Photo by: AFP
Migrant workers from Myanmar play sepak takraw outside their home in a minority settlement on the outskirts of Bangkok.
via CAAI News Media
Thursday, 04 March 2010 15:05 James O’toole and Sam Rith
THAI officials say they will begin preparations to deport hundreds of thousands of migrants, including thousands of Cambodians who have failed to register to renew their work permits.
Tuesday was the deadline for Thailand’s roughly 1.3 million registered migrants to initiate participation in a process of nationality verification, wherein they were to submit documents to their home governments in order to secure new work permits in Thailand. Bangkok has said that workers who miss the deadline will be deported in the weeks to come, though officials in Thailand gave little indication of when that process might begin.
Thailand’s ministry of labour is “assessing the verification process, collecting the numbers of how many people have finally submitted their applications,” said Thai Ministry of foreign affairs deputy spokesman Thani Thongphakdi. “Once they get a clearer picture of the numbers ... they will make an assessment and make a recommendation.”
Speaking in the Thai-language Matichon newspaper, Supat Guukhun, deputy director general of the employment department at the Thai ministry of labour, said 707,246 migrant workers had begun the process of nationality verification by the deadline, according to an unofficial translation of the article provided by the Migrant Justice Programme (MJP) of the Human Rights and Development Foundation.
A total of 650,746 registered workers missed the deadline, Supat reportedly said, and therefore “coordination ... with the Immigration Department shall be undertaken in order to send a list of these persons’ names to the immigration authorities to arrest, detain and deport” workers who do not intend to register.
Supat did not give a timetable for this action, however, and Karun Kitpun, head of the national verification division of Thailand’s ministry of labour, said Tuesday that Bangkok was still deciding how to proceed.
“The government will decide later how to enforce the rule of law on these people,” he told the Wall Street Journal.
In addition to the 650,746 registered workers who missed the deadline, Thailand’s thousands of undocumented workers will likely also face deportation if apprehended by Thai authorities, said MJP Director Andy Hall.
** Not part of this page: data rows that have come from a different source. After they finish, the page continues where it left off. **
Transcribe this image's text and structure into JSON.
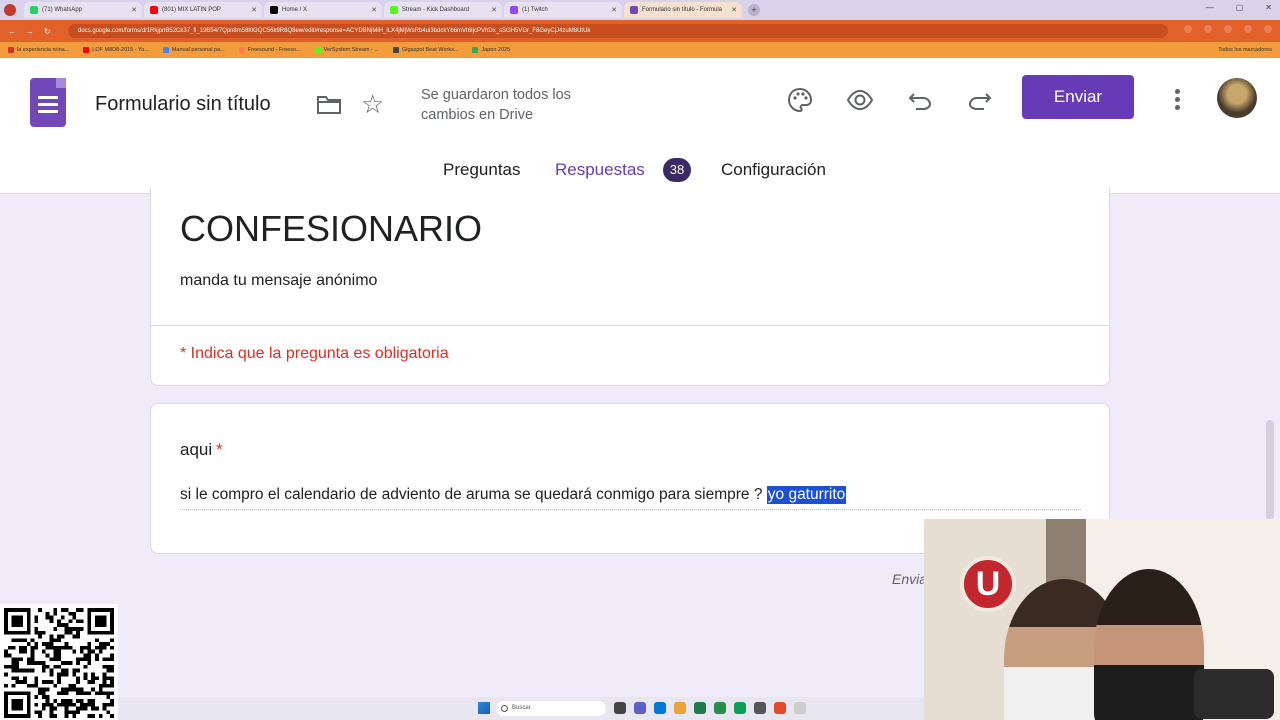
{
  "browser": {
    "tabs": [
      {
        "title": "(71) WhatsApp",
        "color": "#25d366"
      },
      {
        "title": "(801) MIX LATIN POP",
        "color": "#ff0000"
      },
      {
        "title": "Home / X",
        "color": "#000000"
      },
      {
        "title": "Stream - Kick Dashboard",
        "color": "#53fc18"
      },
      {
        "title": "(1) Twitch",
        "color": "#9146ff"
      },
      {
        "title": "Formulario sin título - Formula",
        "color": "#7248b9",
        "active": true
      }
    ],
    "url": "docs.google.com/forms/d/1RkjpnB52Ck37_fl_19B54/7Qpn8m58l0GQC56k9R8Q8ew/edit#response=ACYDBNjMiH_iLX4jMjWsRb4ui3bdckYb6mVt6IjcPVhDx_sSOH5VGr_F8GeyCjJ4zuM8UtUk",
    "bookmarks": [
      {
        "label": "la experiencia reina...",
        "color": "#d93025"
      },
      {
        "label": "LOF M8D8-2015 - Yo...",
        "color": "#ff0000"
      },
      {
        "label": "Manual personal pa...",
        "color": "#4285f4"
      },
      {
        "label": "Freesound - Freeso...",
        "color": "#ff7f50"
      },
      {
        "label": "VerSystem Stream - ...",
        "color": "#53fc18"
      },
      {
        "label": "Gigaspot Beat Works...",
        "color": "#444444"
      },
      {
        "label": "Japon 2025",
        "color": "#34a853"
      }
    ],
    "bookmarks_right": "Todos los marcadores"
  },
  "header": {
    "title": "Formulario sin título",
    "save_status": "Se guardaron todos los cambios en Drive",
    "send_label": "Enviar",
    "icons": [
      "palette-icon",
      "preview-eye-icon",
      "undo-icon",
      "redo-icon",
      "more-vert-icon"
    ]
  },
  "tabs": {
    "questions": "Preguntas",
    "responses": "Respuestas",
    "responses_count": "38",
    "settings": "Configuración"
  },
  "form": {
    "heading": "CONFESIONARIO",
    "description": "manda tu mensaje anónimo",
    "required_note": "* Indica que la pregunta es obligatoria",
    "question_label": "aqui",
    "required_star": "*",
    "answer_text": "si le compro el calendario de adviento de aruma se quedará conmigo para siempre ? ",
    "answer_selected": "yo gaturrito",
    "sent_text": "Envia"
  },
  "taskbar": {
    "search_placeholder": "Buscar"
  },
  "webcam": {
    "logo_letter": "U"
  },
  "colors": {
    "accent": "#673ab7",
    "required": "#d93025",
    "background": "#f0ebf8"
  }
}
While exact figures are unavailable, Hall estimated that perhaps 1 million such workers are currently in Thailand.
Thailand has drawn criticism from the UN and other organisations who say awareness of the nationality-verification process among workers is limited, and that with brokers’ fees costing in some cases as much as two to three times a worker’s monthly salary, it is too expensive for many.
Workers from Myanmar make up roughly 80 percent of migrants in Thailand, and concern has focused especially on the fact that they may face persecution for political or ethnic reasons by Myanmar authorities if forced to return home. Workers from Laos and Cambodia also constitute significant percentages of the migrant population in Thailand, however, and they too face the prospect of mass deportations.
Thani said the initiative aimed to regulate the flow of migrant workers and give them access to government services available to Thai citizens.
“I think everybody agrees that there is a need to regulate migrant workers to make it an orderly process, and to make sure that workers benefit from social services,” he said.
With so many workers having failed to register for the process on time, however, Hall said Thailand needed to rethink its policy.
“The government has been very clear that there will be no extension of the deadline and they won’t reopen the process,” Hall said. “Given that they’ve refused to extend the deadline, I think we can say that the process has been a failure.”
A total of 124,902 Cambodians were registered to work in Thailand as of February, according to Thailand’s ministry of labour, and Hall said that perhaps more than 200,000 Cambodian migrants are in Thailand, including illegal workers.
Ministry of Foreign Affairs spokesman Koy Kuong said Wednesday that although the Cambodian government had dispatched a delegation to Thailand to assist Cambodian workers in the nationality-verification process, he was unsure of how many workers had registered on time. Officials at Cambodia’s Ministry of Labour declined to comment.
Dy Phan, director of the Cambodian-Thai border communication office, said Wednesday that the number of Cambodians crossing back into the Kingdom from Thailand via the Poipet border crossing remained steady in the aftermath of the deadline.